My childhood was unique for its time. My father played just as important a role in my upbringing as my mother. Dad shuttled me to soccer games, dropped me off at play dates, and pushed me to achieve academic greatness. At the time, I didn’t realize it was unusual for a father to be so integrated in his children’s daily lives. I also didn’t appreciate the intellectual significance my father’s influence could provide, given that researchers concluded that children who spend more time with their fathers have higher IQ’s and improved career success.

Times have changed, and 46% of fathers researched in a 2012 survey said they spend more time with their own children than their fathers spent with them as a child. All across the nation, dads who are able to be home for bedtime are tucking in their children with a story, probably not even realizing that a Harvard study found that when fathers read to children, those children, particularly girls, benefitted more in their language skills than if just mom were reading to them. Children who are fortunate to have involved fathers are actually more likely to receive A’s on their report cards. In schools from Baywood, California to West Orange, New Jersey, proactive dads have become active participants during parent teacher conferences and created father associations to help sponsor and support school activities. These lucky dads are recognizing and appreciating the value of the time they spend with their kids, and children are achieving more academic success as a result of their dad’s involvement with their school.

Behavioral psychologist Dr. Gail Gross has noted the importance of fathers’ roles:

Studies show that if your child’s father is affectionate, supportive, and involved, he can contribute greatly to your child’s cognitive, language, and social development, as well as academic achievement, a strong inner core resource, sense of well-being, good self-esteem, and authenticity.

Jerry, a retired military officer, spends much of his week raising his son. He volunteers for lunch duty, gets his son ready for school, and escorts him to after school activities. To him, role model is his most important duty:

Throughout my professional career, I had the honor and privilege of holding many different ranks, titles, positions and various levels of responsibility. However the greatest one came when I became a dad. I also become a hero and a hero gives everything to something greater and that’s my son…

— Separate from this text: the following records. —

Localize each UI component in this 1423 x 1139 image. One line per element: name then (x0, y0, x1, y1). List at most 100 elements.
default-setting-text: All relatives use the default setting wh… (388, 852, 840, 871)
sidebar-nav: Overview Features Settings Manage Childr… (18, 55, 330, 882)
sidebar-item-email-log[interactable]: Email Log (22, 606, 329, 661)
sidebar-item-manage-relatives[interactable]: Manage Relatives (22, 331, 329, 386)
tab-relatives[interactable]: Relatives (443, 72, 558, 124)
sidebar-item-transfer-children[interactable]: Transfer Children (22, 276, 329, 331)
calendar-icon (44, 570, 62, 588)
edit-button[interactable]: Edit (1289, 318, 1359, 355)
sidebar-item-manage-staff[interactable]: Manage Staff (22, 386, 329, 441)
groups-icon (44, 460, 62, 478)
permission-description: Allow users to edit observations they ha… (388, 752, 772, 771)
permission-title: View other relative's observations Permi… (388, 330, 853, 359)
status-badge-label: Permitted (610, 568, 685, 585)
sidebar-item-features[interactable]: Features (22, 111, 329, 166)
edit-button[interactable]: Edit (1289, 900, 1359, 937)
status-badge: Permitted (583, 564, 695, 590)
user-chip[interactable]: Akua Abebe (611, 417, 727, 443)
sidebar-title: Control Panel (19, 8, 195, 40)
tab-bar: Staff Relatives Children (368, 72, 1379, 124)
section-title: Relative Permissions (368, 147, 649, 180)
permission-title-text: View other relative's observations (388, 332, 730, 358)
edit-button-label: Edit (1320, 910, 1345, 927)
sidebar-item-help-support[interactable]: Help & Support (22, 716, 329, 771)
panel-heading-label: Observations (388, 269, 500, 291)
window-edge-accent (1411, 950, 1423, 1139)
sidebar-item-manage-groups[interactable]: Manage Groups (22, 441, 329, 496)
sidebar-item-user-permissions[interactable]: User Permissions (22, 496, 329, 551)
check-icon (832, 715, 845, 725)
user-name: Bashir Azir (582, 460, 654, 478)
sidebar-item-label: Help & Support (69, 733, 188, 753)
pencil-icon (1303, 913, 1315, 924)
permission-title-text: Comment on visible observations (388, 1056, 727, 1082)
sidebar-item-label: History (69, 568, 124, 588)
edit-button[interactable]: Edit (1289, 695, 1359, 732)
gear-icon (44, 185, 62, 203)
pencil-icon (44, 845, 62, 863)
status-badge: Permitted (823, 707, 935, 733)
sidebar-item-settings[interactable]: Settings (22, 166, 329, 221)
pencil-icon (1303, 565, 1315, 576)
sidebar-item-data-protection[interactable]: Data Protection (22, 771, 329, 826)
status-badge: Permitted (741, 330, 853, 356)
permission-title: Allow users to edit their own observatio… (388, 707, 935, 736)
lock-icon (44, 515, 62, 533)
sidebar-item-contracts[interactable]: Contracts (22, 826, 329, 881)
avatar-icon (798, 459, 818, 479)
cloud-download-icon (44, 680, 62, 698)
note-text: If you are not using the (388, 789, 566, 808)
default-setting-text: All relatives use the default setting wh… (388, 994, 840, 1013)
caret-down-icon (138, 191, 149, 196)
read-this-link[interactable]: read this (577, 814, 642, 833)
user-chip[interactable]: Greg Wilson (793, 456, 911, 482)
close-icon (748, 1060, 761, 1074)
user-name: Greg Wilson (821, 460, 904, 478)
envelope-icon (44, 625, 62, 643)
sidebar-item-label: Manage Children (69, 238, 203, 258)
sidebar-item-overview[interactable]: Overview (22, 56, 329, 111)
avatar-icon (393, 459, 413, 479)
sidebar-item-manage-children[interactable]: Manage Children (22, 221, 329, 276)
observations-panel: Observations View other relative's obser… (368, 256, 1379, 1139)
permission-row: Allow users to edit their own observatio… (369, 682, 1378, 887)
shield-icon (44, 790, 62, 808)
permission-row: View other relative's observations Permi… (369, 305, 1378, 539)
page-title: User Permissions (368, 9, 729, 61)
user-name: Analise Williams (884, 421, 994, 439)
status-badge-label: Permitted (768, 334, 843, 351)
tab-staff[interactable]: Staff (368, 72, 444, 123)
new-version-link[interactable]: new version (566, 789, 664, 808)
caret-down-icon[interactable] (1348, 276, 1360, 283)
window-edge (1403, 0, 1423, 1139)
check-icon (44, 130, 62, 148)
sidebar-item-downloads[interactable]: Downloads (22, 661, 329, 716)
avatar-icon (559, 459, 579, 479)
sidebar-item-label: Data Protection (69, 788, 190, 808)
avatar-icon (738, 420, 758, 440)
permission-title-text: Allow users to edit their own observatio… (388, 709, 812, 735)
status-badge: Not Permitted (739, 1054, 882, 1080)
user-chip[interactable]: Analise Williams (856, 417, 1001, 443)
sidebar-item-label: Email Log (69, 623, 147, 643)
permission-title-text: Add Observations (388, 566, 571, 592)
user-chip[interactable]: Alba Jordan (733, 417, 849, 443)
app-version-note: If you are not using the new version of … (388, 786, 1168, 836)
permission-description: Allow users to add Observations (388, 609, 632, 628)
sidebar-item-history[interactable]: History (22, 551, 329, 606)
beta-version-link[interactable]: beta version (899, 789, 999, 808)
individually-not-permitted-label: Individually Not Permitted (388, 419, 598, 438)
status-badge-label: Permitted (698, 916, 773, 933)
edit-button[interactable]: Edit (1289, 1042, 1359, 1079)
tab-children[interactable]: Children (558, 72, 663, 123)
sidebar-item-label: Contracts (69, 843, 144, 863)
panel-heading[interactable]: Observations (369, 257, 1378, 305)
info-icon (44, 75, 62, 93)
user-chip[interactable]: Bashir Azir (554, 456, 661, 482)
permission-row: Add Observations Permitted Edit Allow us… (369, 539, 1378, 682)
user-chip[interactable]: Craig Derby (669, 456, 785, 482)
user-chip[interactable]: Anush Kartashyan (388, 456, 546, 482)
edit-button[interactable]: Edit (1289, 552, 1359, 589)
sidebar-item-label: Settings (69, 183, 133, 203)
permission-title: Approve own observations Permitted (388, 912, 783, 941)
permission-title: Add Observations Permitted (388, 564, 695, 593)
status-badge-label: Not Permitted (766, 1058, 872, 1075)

Beyond their school participation, U.S. dads are spending time with their kids on athletic fields across the country. A youth’s sports study showed that 85 percent of children’s coaches are fathers coaching their own kids. Many fathers consider coaching a hallmark of their relationship with their children and view the experience as an opportunity to teach important lessons like perseverance:

Being a coach was just part of my blueprint of what kind of dad I wanted to be. I love watching them learn . . . and persevere. . . . Honestly, sometimes I think I get more out of it than they do!
Sean Folkson – Founder & CEO, NightFood, Inc.

In addition, many fathers have realized how invaluable and fleeting their time is with their kids. Bob, a hedge fund manager, spends almost all his free time with his family. He wants to make sure he is there every step of the way in his children’s development: “You blink, and your kids are grown up. If I’m at work all the time or out with friends, I feel like I’m missing out on things I will never have again – the experience of raising our children as a family unit. ”

As today’s U.S. children grow up, they see their father not just a breadwinner, but also as an essential touchstone in their daily lives. As noted in a Bringham Young study, it is a father’s involvement in the day-to day-family activities – playing, watching tv together, relaxing – that is truly significant in terms of family happiness. For those blessed children reaping the benefits of an involved father, the American father is no longer just respected; he is influential, adored and admired.